L’Aquila, la rabbia di una ragazzina che non si dà pace: «Quei morti si potevano evitare»

5 Apr 2014 20:15 - di Antonella Ambrosioni

I 309 rintocchi delle campane urlano nella notte nel ricordo delle 309 vittime rimaste sotto le macerie. Il sisma dell’Aquila avvenuto nella notte tra il 5 e il sei aprile di cinque anni fa va ricordato non solo per l’orrore di quelle morti che portiamo cucite nel cuore, ma anche per

l’orrore inaccettabile di vedere morire le persone dentro case mal progettate e peggio costruite, nonostante una legge antisismica degli Anni Quaranta. Cinque anni sono passati da quel giorno, tante le cerimonie per non dimenticare, ma forse le parole che più racchiudono la rabbia e il dolore sono racchiuse in una lettere scritta da un ragazza aquilana di 16 anni, studentessa del Liceo Scientifico dell’Itis dell’ Aquila, appena tornata a casa da scuola. «Mi è venuta di getto». E l’ha mandata alla mamma su whatsapp. Una vita segnata. «Sono passati cinque anni. Alcuni pensano che sono pochi, altri pensano che sono molti, ma il frastuono della terra che si muove, le urla, il rumore assordante di quelle ambulanze riecheggia nelle nostre orecchie. I ricordi ci sovrastano la mente e ci viene solo da dire “perché proprio a NOI, che cosa abbiamo fatto?”. Dopo cinque anni ancora non mi sento a casa, ho ancora paura, ancora sento quel boato immenso di quell’orribile mostro».

Poi la rabbia: «Sono passati cinque anni – scrive la studentessa – e solo ora, quando mi affaccio dal balcone che guarda le mura del centro, vedo gru, vedo alcuni lavoratori, sento i rumori degli operai che lavorano incessantemente nei cantieri. Tutto questo perché non si poteva fare prima?». La domanda è già una condanna, ma non serve ad alleviare il dolore, la rassegnazione a un destino beffardo. «Penso che non riuscirò mai a rivedere L’Aquila come l’ho vista il sabato del 5 aprile 2009», ricorda Alessia. «C’erano molti ragazzi, persone che si amavano camminando mano nella mano, anziani che prendevano il gelato. Si sentivano risate. C’era allegria. C’è sempre stata allegria qui». Ora si sta cercando di ridare un po’ di vita a questa città piena di spaccature, crepe e voragini. «Ancora oggi c’è speranza nei nostri cuori.
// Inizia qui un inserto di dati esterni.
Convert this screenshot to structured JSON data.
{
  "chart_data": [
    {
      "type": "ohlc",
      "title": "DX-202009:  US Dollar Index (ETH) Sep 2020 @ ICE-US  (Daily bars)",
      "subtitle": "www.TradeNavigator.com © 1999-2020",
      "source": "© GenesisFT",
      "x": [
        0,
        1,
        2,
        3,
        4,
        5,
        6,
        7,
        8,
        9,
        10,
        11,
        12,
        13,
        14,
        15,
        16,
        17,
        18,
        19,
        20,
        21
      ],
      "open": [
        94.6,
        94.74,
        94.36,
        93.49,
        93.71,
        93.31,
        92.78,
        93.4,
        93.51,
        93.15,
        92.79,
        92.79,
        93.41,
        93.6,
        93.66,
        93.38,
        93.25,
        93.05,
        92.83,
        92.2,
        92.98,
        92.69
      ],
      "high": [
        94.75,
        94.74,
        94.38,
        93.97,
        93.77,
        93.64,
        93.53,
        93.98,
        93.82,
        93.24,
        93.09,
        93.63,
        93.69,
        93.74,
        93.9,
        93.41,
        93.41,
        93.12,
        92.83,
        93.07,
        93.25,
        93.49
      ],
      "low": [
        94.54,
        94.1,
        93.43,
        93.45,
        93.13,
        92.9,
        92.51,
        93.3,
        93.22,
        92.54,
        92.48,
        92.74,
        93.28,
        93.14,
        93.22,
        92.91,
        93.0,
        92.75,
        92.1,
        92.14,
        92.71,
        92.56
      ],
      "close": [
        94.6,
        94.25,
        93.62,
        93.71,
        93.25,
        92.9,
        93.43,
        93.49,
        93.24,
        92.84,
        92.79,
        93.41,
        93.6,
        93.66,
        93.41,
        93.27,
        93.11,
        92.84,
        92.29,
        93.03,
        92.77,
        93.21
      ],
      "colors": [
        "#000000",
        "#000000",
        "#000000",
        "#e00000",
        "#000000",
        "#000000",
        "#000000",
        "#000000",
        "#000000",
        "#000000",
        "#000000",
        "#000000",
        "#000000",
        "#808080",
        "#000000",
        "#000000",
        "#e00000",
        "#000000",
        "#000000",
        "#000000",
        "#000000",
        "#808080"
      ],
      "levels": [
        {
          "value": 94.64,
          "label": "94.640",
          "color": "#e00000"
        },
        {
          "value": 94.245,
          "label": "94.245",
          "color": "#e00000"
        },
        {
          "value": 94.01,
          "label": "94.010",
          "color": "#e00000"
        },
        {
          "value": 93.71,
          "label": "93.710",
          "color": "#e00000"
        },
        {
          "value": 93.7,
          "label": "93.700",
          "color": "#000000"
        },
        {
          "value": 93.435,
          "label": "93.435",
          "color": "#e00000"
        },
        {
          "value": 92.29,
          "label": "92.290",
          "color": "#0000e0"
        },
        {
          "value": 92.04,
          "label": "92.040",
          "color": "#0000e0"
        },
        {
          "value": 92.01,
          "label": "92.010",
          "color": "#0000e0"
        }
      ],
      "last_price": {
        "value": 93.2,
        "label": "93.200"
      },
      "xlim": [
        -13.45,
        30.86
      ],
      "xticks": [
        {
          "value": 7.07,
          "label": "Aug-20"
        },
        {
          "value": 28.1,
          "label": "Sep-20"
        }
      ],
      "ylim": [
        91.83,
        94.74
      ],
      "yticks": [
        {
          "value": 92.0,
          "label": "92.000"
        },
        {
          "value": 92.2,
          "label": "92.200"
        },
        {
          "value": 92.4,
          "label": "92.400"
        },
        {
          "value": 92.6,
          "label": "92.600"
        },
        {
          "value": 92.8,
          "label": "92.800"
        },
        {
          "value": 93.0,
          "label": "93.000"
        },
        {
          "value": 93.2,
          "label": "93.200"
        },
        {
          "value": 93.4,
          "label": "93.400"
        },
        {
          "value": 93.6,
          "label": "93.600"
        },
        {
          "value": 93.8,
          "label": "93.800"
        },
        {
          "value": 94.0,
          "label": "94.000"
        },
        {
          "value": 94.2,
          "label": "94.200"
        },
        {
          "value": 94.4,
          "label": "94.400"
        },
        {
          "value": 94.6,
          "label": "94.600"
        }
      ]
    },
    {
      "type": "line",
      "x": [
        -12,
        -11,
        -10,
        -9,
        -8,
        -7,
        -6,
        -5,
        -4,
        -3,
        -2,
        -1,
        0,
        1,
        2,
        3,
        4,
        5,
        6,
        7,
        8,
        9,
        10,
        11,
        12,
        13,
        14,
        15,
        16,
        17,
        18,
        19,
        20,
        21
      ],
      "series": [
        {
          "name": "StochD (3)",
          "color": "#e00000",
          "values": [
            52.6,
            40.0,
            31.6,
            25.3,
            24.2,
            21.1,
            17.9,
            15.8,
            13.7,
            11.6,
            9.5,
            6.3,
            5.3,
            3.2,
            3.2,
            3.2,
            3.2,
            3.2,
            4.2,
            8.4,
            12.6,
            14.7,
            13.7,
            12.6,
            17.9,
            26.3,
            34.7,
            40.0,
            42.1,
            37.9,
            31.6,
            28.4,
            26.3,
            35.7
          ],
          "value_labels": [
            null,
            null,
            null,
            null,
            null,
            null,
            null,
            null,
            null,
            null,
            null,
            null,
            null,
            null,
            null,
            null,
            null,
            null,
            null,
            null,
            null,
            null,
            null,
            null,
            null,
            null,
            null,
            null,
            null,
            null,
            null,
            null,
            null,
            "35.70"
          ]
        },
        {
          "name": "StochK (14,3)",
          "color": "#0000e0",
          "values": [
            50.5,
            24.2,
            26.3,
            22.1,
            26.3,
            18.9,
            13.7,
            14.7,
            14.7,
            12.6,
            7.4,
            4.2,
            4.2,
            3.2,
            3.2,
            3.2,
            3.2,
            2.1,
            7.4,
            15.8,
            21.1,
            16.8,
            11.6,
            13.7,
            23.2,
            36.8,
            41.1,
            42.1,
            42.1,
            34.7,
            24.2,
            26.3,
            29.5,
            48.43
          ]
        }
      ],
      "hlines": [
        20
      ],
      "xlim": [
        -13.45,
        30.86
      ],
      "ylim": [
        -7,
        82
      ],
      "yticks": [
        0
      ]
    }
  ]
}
Siamo in grado di alzarci e combattere». Ma senza dimenticare mai che tutto ciò poteva essere evitato. «In fin dei conti – conclude in maniera disarmante e struggente – cosa ha fatto la terra? Sappiamo tutti che la terra è viva, che si muove costantemente sotto di noi, non possiamo fare nulla, questa è chiamata Natura. Cosa potevamo fare? Potevamo costruire case più sicure e magari non costruire su zone che si sono già rivelate non adatte alla costruzione di case. Potevamo evitare tutti quei morti? Io credo di sì».